Dessa vez finquei pé, ficamos com a capa indígena. Voltei pra Brasília com a boneca praticamente pronta e com a missão de dar um jeito de imprimir. Nos dias seguintes, o Jaime veio pra Formosa, pra convencer minha irmã Lúcia a revisar a revista, “de grátis”. Com a primeira revista impressa, a próxima tarefa foi montar o Conselho Editorial.

Jaime fez questão de visitar, explicar o projeto e convidar pessoalmente cada conselheiro e cada conselheira (até a doença agravar, nos seus últimos meses de vida, nunca abriu mão dessa tarefa).

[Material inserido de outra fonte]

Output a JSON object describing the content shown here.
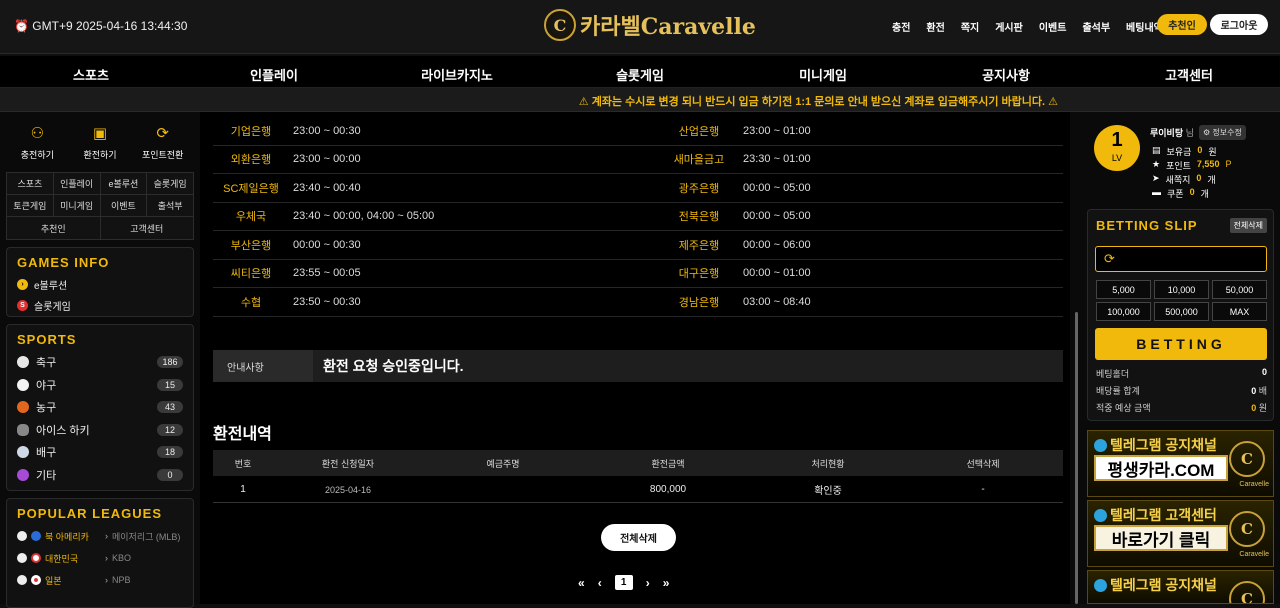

Daqui rumamos pra Goiânia, para convidar o arqueólogo Altair Sales Barbosa, nosso primeiro conselheiro. “O mais sabido de nóis,” segundo o Jaime.

Trilhamos uma linda jornada. Em 80 meses, Jaime fez questão de decidir, mensalmente, o tema da capa e, quase sempre, escrever ele mesmo. Às vezes, ligava pra falar da ótima ideia que teve, às vezes sumia e, no dia certo, lá vinha o texto pronto, impecável.

Na sexta-feira, 9 de julho, quando preparávamos a Xapuri 81, pela primeira vez em sete anos, ele me pediu para cuidar de tudo. Foi uma conversa triste, ele estava agoniado com os rumos da doença e com a tragédia que o Brasil enfrentava. Não falamos em morte, mas eu sabia que era o fim.

Hoje, cá estamos nós, sem as capas do Jaime, sem as pautas do Jaime, sem o linguajar do Jaime, sem o jaimês da Xapuri, mas na labuta, firmes na resistência. Mês sim, mês sim de novo, como você sonhava, Jaiminho, carcamos porva e, enfim, chegamos à nossa edição número 100. E, depois da Xapuri 100, como era desejo seu, a gente segue esperneando.

Fica tranquilo, camarada, que por aqui tá tudo direitim.